Après la prise au pouvoir d’Hitler en 1933, de nombreux intellectuels quittèrent l’Allemagne et l’Autriche pour se réfugier tout d’abord en France, qui leur semblait être un pays sûr. Certains d’entre eux, après s’être risqués à pied à travers les Pyrénées, trouvèrent leur salut outre Atlantique.

Sanary-sur-Mer, qui était à l’époque un petit village de pêcheurs sur la Côte d’Azur, devint ainsi, entre les années 1933 et 1940, point de rencontre d’écrivains et d’artistes célèbres : Thomas Mann, Lion Feuchtwanger et beaucoup d’autres.

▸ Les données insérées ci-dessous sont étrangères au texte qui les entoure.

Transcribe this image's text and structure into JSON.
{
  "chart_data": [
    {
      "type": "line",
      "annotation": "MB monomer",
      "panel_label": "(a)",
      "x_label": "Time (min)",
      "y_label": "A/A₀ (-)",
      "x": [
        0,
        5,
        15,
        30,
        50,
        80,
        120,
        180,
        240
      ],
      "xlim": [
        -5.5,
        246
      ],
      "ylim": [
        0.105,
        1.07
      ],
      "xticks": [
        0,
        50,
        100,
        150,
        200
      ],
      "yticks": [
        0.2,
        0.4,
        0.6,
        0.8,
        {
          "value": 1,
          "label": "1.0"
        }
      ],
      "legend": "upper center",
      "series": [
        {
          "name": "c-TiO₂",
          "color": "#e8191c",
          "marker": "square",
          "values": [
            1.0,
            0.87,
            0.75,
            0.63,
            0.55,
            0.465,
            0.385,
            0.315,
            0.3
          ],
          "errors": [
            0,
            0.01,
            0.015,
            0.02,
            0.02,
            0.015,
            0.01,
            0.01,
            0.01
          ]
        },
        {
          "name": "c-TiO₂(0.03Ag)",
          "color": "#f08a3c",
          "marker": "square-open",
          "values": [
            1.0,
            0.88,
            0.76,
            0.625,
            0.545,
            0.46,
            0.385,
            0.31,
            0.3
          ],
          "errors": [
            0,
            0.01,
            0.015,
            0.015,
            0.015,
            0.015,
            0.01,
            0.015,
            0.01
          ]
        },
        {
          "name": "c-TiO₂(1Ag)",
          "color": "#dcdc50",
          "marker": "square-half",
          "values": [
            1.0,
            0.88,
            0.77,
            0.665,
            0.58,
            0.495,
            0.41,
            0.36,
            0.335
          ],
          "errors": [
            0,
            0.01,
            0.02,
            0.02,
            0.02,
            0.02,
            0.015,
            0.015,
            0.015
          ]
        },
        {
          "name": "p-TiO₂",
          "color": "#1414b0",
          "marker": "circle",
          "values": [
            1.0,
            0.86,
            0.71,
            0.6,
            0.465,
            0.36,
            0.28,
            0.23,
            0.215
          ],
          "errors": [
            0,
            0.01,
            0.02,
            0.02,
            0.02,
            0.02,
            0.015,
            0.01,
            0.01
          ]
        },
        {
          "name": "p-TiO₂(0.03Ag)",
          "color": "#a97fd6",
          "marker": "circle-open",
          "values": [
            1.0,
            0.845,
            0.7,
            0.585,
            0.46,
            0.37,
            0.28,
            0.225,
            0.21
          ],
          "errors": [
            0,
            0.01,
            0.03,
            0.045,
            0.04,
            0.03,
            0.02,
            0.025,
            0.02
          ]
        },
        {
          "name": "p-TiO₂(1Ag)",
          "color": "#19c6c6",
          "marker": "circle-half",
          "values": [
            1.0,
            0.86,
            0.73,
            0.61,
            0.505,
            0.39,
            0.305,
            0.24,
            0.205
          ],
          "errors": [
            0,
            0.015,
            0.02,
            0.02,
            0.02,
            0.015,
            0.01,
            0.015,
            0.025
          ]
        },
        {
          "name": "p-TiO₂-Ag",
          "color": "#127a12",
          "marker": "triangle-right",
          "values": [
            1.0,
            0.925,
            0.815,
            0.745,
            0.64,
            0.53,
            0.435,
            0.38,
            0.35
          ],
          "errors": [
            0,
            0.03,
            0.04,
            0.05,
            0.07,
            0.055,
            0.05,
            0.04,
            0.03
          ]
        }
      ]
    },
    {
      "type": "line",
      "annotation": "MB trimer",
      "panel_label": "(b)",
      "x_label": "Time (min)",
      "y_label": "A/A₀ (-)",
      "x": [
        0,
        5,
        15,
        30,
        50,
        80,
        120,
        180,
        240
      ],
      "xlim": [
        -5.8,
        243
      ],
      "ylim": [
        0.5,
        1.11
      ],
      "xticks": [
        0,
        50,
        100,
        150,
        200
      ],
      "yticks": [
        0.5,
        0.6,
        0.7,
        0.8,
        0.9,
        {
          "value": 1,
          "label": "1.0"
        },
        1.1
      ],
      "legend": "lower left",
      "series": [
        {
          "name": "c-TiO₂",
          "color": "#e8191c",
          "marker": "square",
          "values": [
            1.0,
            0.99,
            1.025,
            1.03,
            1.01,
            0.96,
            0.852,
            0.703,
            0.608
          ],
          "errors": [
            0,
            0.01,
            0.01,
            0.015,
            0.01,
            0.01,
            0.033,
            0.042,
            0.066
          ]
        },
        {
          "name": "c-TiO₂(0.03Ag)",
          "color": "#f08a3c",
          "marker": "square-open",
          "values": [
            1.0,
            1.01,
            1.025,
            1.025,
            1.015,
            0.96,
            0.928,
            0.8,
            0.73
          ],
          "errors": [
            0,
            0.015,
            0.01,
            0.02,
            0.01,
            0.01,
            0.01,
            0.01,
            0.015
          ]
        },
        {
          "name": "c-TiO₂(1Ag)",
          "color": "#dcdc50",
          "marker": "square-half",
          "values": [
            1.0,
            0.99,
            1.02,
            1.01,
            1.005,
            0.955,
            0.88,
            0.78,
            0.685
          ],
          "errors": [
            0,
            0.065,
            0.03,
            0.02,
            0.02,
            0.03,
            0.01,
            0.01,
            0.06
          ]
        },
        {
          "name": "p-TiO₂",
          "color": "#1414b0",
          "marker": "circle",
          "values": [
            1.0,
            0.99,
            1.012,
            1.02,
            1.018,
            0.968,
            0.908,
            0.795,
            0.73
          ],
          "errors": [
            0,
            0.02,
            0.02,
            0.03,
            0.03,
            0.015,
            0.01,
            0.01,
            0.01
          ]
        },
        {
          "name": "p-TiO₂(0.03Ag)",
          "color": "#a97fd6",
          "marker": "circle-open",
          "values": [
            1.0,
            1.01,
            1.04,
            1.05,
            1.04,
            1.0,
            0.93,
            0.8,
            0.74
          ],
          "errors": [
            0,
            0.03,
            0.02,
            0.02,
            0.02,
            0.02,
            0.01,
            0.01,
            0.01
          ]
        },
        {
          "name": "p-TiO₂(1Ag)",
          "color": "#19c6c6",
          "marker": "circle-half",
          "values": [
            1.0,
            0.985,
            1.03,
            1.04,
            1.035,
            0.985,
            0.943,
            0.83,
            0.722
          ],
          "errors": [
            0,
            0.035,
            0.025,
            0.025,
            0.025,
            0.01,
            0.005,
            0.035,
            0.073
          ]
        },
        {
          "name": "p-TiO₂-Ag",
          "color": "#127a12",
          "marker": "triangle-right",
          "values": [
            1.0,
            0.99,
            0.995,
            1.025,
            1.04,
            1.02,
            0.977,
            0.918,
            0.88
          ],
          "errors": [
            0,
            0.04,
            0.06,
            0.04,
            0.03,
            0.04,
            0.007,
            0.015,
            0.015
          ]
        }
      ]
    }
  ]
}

Ils y demeurèrent plus ou moins longtemps.

Ludwig Marcuse donna à Sanary, au cours de ces années, le titre de : « Capitale secrète de la littérature germanophone »

Les cafés du port (ci-dessus, le café de La Marine), Quai Charles de Gaulle, fut un des lieux de vie dans lesquels les exilés avaient pour habitude de se retrouver.

 

La plaque commémorative située devant l'Office de Tourisme

Le 10 mai 1933 il y eut partout en Allemagne des autodafés de livres. Cette mesure n’était pas l’action spontanée des étudiants nationalistes. Le parti National-Socialiste l’avait préparée depuis longtemps.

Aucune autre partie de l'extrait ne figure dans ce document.